You can only *properly* diagnose PWM signal with an oscilloscope or a
digital analyser. The PWM ramp-up or ramp-down may be really short (0.5s)
for the DMM to notice.
On Fri, Sep 19, 2008 at 4:47 AM, Sebastian Kuzminsky <[EMAIL PROTECTED]>wrote:
> Eric H. Johnson wrote:
> > The run-away problem seems to be licked, at least for relatively slow
> speeds. I am, however, still getting following errors at higher velocities.

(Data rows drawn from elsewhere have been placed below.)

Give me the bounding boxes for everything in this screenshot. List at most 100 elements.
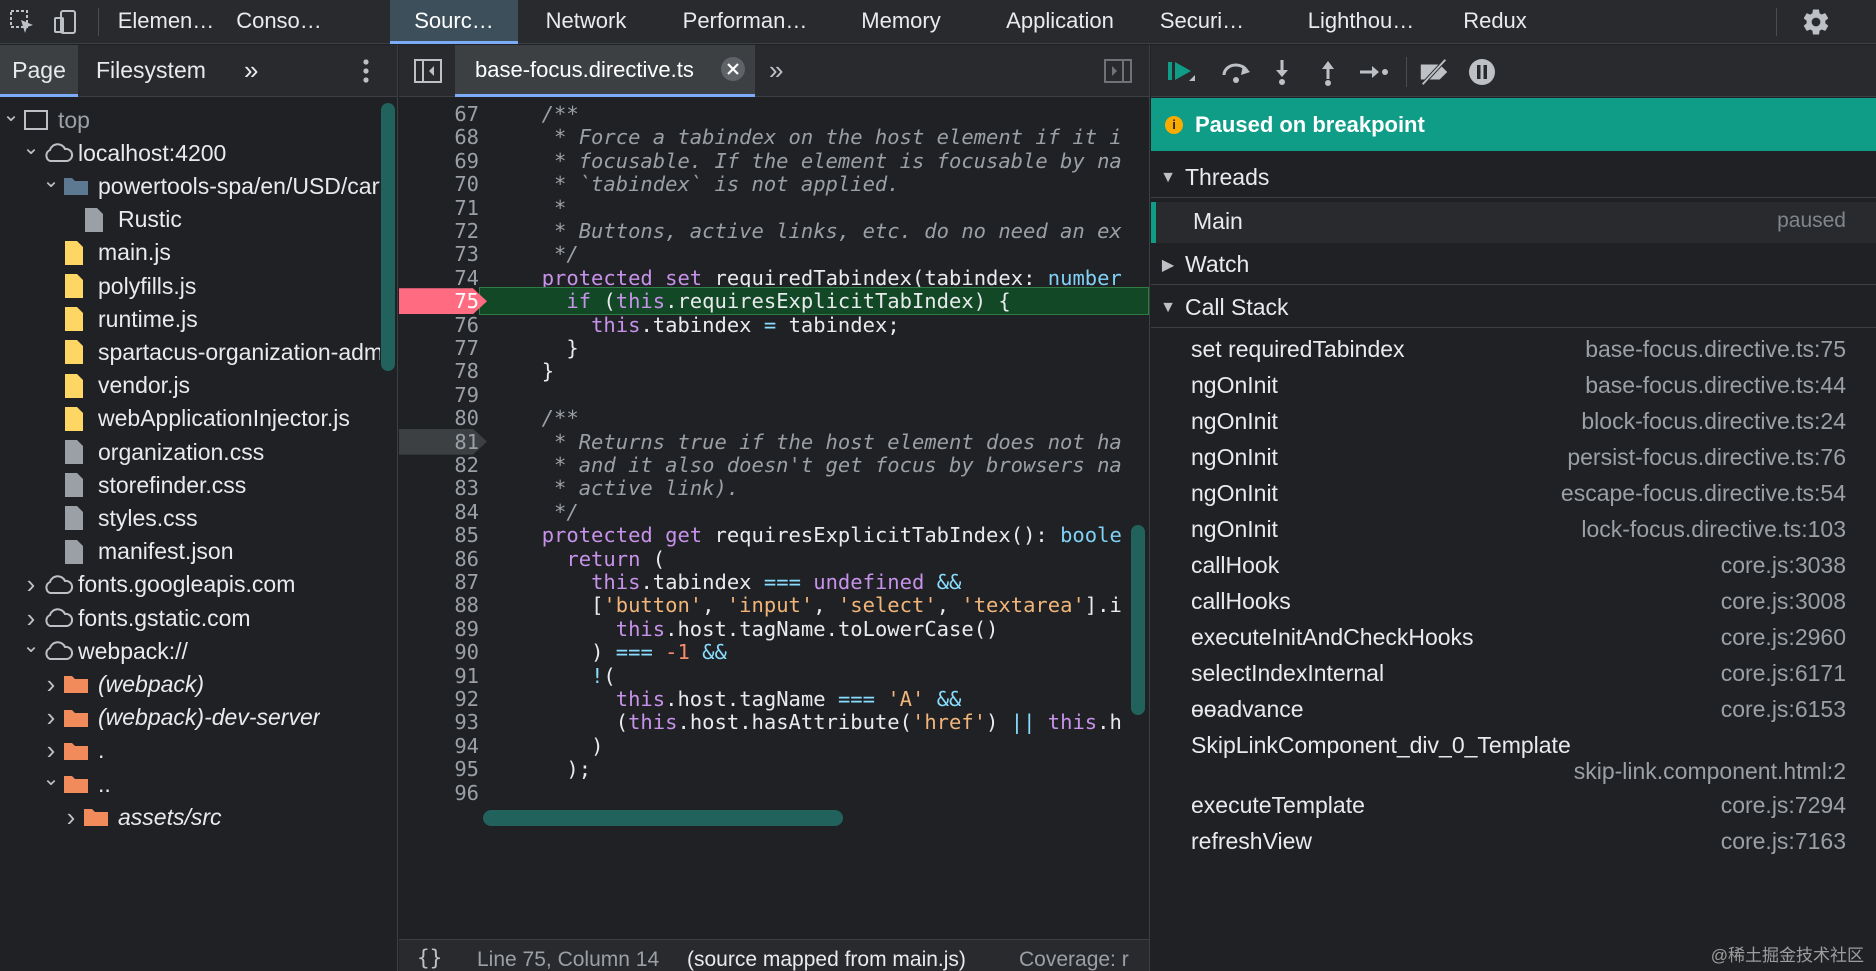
editor-vertical-scrollbar[interactable] bbox=[1131, 525, 1145, 715]
tab-performance[interactable]: Performan… bbox=[670, 0, 820, 44]
cursor-position: Line 75, Column 14 bbox=[477, 948, 660, 971]
tab-filesystem[interactable]: Filesystem bbox=[96, 45, 226, 97]
watch-section-header[interactable]: ▶ Watch bbox=[1151, 245, 1876, 285]
more-files-chevron-icon[interactable]: » bbox=[769, 45, 783, 95]
expand-chevron-down-icon[interactable]: ⌄ bbox=[20, 135, 42, 160]
editor-horizontal-scrollbar[interactable] bbox=[483, 810, 843, 826]
tree-item[interactable]: › assets/src bbox=[0, 798, 380, 836]
line-number[interactable]: 96 bbox=[399, 779, 479, 807]
tab-page[interactable]: Page bbox=[0, 45, 78, 97]
resume-icon[interactable] bbox=[1165, 55, 1199, 89]
call-frame-function: executeTemplate bbox=[1191, 792, 1365, 818]
pause-on-exceptions-icon[interactable] bbox=[1465, 55, 1499, 89]
kebab-menu-icon[interactable] bbox=[356, 55, 376, 87]
call-frame[interactable]: callHook core.js:3038 bbox=[1151, 548, 1876, 584]
call-frame-function: ngOnInit bbox=[1191, 516, 1278, 542]
expand-chevron-right-icon[interactable]: › bbox=[40, 669, 62, 700]
expand-chevron-down-icon[interactable]: ⌄ bbox=[0, 102, 22, 127]
tree-item-label: polyfills.js bbox=[98, 272, 197, 299]
call-frame[interactable]: ngOnInit block-focus.directive.ts:24 bbox=[1151, 404, 1876, 440]
document-file-icon bbox=[82, 205, 118, 235]
call-frame[interactable]: refreshView core.js:7163 bbox=[1151, 824, 1876, 860]
tree-item-label: manifest.json bbox=[98, 538, 234, 565]
call-frame[interactable]: executeInitAndCheckHooks core.js:2960 bbox=[1151, 620, 1876, 656]
expand-chevron-right-icon[interactable]: › bbox=[20, 569, 42, 600]
call-frame[interactable]: ngOnInit lock-focus.directive.ts:103 bbox=[1151, 512, 1876, 548]
more-tabs-chevron-icon[interactable]: » bbox=[244, 45, 274, 97]
toggle-navigator-icon[interactable] bbox=[413, 57, 443, 85]
call-frame-function: SkipLinkComponent_div_0_Template bbox=[1191, 732, 1571, 758]
open-file-tab[interactable]: base-focus.directive.ts bbox=[455, 45, 755, 97]
script-file-icon bbox=[62, 238, 98, 268]
callstack-section-header[interactable]: ▼ Call Stack bbox=[1151, 288, 1876, 328]
call-frame-location[interactable]: core.js:6171 bbox=[1721, 660, 1846, 687]
tab-sources[interactable]: Sourc… bbox=[390, 0, 518, 44]
call-frame[interactable]: set requiredTabindex base-focus.directive… bbox=[1151, 332, 1876, 368]
step-over-icon[interactable] bbox=[1219, 55, 1253, 89]
inspect-element-icon[interactable] bbox=[6, 6, 38, 38]
device-toolbar-icon[interactable] bbox=[50, 6, 82, 38]
thread-main[interactable]: Main paused bbox=[1151, 202, 1876, 243]
toggle-debugger-icon[interactable] bbox=[1103, 57, 1133, 85]
watermark: @稀土掘金技术社区 bbox=[1710, 946, 1864, 965]
tab-security[interactable]: Securi… bbox=[1146, 0, 1258, 44]
close-tab-icon[interactable] bbox=[721, 57, 745, 81]
script-file-icon bbox=[62, 404, 98, 434]
call-frame[interactable]: ɵɵadvance core.js:6153 bbox=[1151, 692, 1876, 728]
expand-chevron-down-icon[interactable]: ⌄ bbox=[40, 766, 62, 791]
call-frame[interactable]: selectIndexInternal core.js:6171 bbox=[1151, 656, 1876, 692]
call-frame-location[interactable]: core.js:7163 bbox=[1721, 828, 1846, 855]
call-frame[interactable]: ngOnInit persist-focus.directive.ts:76 bbox=[1151, 440, 1876, 476]
code-line[interactable]: 96 bbox=[399, 779, 1149, 807]
expand-chevron-right-icon[interactable]: › bbox=[60, 802, 82, 833]
script-file-icon bbox=[62, 337, 98, 367]
call-frame-location[interactable]: base-focus.directive.ts:44 bbox=[1585, 372, 1846, 399]
call-frame[interactable]: SkipLinkComponent_div_0_Template skip-lin… bbox=[1151, 728, 1876, 788]
call-frame-location[interactable]: core.js:2960 bbox=[1721, 624, 1846, 651]
call-frame[interactable]: callHooks core.js:3008 bbox=[1151, 584, 1876, 620]
tree-item-label: localhost:4200 bbox=[78, 139, 227, 166]
call-frame-location[interactable]: core.js:3008 bbox=[1721, 588, 1846, 615]
expand-chevron-right-icon[interactable]: › bbox=[40, 735, 62, 766]
tab-lighthouse[interactable]: Lighthou… bbox=[1296, 0, 1426, 44]
call-frame-location[interactable]: persist-focus.directive.ts:76 bbox=[1567, 444, 1846, 471]
call-frame-location[interactable]: base-focus.directive.ts:75 bbox=[1585, 336, 1846, 363]
tree-item-label: top bbox=[58, 106, 90, 133]
expand-chevron-right-icon[interactable]: › bbox=[40, 702, 62, 733]
debugger-toolbar bbox=[1151, 45, 1876, 97]
step-into-icon[interactable] bbox=[1265, 55, 1299, 89]
call-frame[interactable]: ngOnInit base-focus.directive.ts:44 bbox=[1151, 368, 1876, 404]
tab-network[interactable]: Network bbox=[530, 0, 642, 44]
folder-icon bbox=[62, 171, 98, 201]
code-view[interactable]: 67 /** 68 * Force a tabindex on the host … bbox=[399, 98, 1149, 918]
deactivate-breakpoints-icon[interactable] bbox=[1417, 55, 1451, 89]
call-frame-function: set requiredTabindex bbox=[1191, 336, 1405, 362]
call-frame-location[interactable]: skip-link.component.html:2 bbox=[1574, 758, 1846, 785]
gear-icon[interactable] bbox=[1800, 6, 1832, 38]
call-frame-location[interactable]: escape-focus.directive.ts:54 bbox=[1561, 480, 1846, 507]
call-frame-location[interactable]: block-focus.directive.ts:24 bbox=[1581, 408, 1846, 435]
tab-elements[interactable]: Elemen… bbox=[110, 0, 222, 44]
expand-chevron-down-icon[interactable]: ⌄ bbox=[40, 168, 62, 193]
call-frame[interactable]: executeTemplate core.js:7294 bbox=[1151, 788, 1876, 824]
tab-redux[interactable]: Redux bbox=[1450, 0, 1540, 44]
step-out-icon[interactable] bbox=[1311, 55, 1345, 89]
call-frame-location[interactable]: core.js:6153 bbox=[1721, 696, 1846, 723]
call-frame[interactable]: ngOnInit escape-focus.directive.ts:54 bbox=[1151, 476, 1876, 512]
expand-chevron-down-icon[interactable]: ⌄ bbox=[20, 633, 42, 658]
pretty-print-icon[interactable]: {} bbox=[417, 946, 442, 970]
call-frame-location[interactable]: core.js:7294 bbox=[1721, 792, 1846, 819]
coverage-status: Coverage: r bbox=[1019, 948, 1129, 971]
call-frame-location[interactable]: core.js:3038 bbox=[1721, 552, 1846, 579]
step-icon[interactable] bbox=[1357, 55, 1391, 89]
tab-application[interactable]: Application bbox=[980, 0, 1140, 44]
expand-chevron-right-icon[interactable]: › bbox=[20, 603, 42, 634]
tab-memory[interactable]: Memory bbox=[846, 0, 956, 44]
file-tab-label: base-focus.directive.ts bbox=[475, 57, 694, 82]
threads-section-header[interactable]: ▼ Threads bbox=[1151, 158, 1876, 198]
source-map-link[interactable]: (source mapped from main.js) bbox=[687, 948, 966, 971]
document-file-icon bbox=[62, 437, 98, 467]
navigator-scrollbar[interactable] bbox=[381, 103, 395, 371]
call-frame-location[interactable]: lock-focus.directive.ts:103 bbox=[1581, 516, 1846, 543]
tab-console[interactable]: Conso… bbox=[224, 0, 334, 44]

> These start to occur at about 3IPS. The motors should max out at about 12
> IPS. Max step rate on the motors should be 20 RPS * 200 steps per revolution
> * 16 micro-steps per step, or 64000 steps per second. At 3 IPS, it should be
> about 16000 steps per second.
>
> Yay! Thanks for the debugging work, Eric!
>
> Is this with the latest stepgen.c that I posted earlier today?
>
>
> > I have base period set to 25000 nsec, and servo period set to 200000
> nsec.
> >
> > I assume the following error results from position-fb getting too far
> behind position-cmd, but I do not know what needs to be done to resolve this
> problem.
>
> What are you doing in the base thread? It shouldnt be needed for this
> setup, as I understand it.
>
> I'm not sure how to approach this following problem. Matt Shaver
> reported a similar problem... I think Steve found a bug in Matt's
> stepgen config, but I'm not sure if fixing that bug fixed his following
> error.
>
> The wiki FollowingError page,
> <http://wiki.linuxcnc.org/cgi-bin/emcinfo.pl?Following_Error>, suggests
> that following errors with steppers might be because ferror or
> min_ferror are too low, or maxaccel or maxvel might be too high. (BTW,
> that page has a broken picture on it.)
>
> How does emc2 decide that a following error is happening?
>
> Is it true that when emc2 interprets g-code, it makes a long array of
> points (in whatever axis-space the machine operates) and feeds each set
> of coordinates to the position-cmd pins on the controllers for the
> various axes?
>
>
> > Secondly, now that I am back to it, the PWM does not seem to be changing.
> It is either off, or what seems to be close to full on. My meter reads
> either 0V or 3.16V. I did find that a mirror must have gotten bumped,
> resulting in apparently low output from the laser. Following a beam
> alignment, laser power does look to be close to full on.
> >
> > Any ideas on how to troubleshoot this is appreciated.
>
> I think measuring a PWM signal with a voltmeter isnt reliable; it
> depends on how fast the meter is. Isn't there some simple RC circuit
> that can be placed between the PWM pin and ground to make a
> duty-cycle-controller voltage that can be reliably measured with a DMM?
> I really dont know but I think I read something like that...
>
>
> --
> Sebastian Kuzminsky
> Theo: "Julian? I haven't seen you in twenty years. You look good.
> The picture the police have of you doesn't do you justice."
> Julian: "What do the police know about justice?"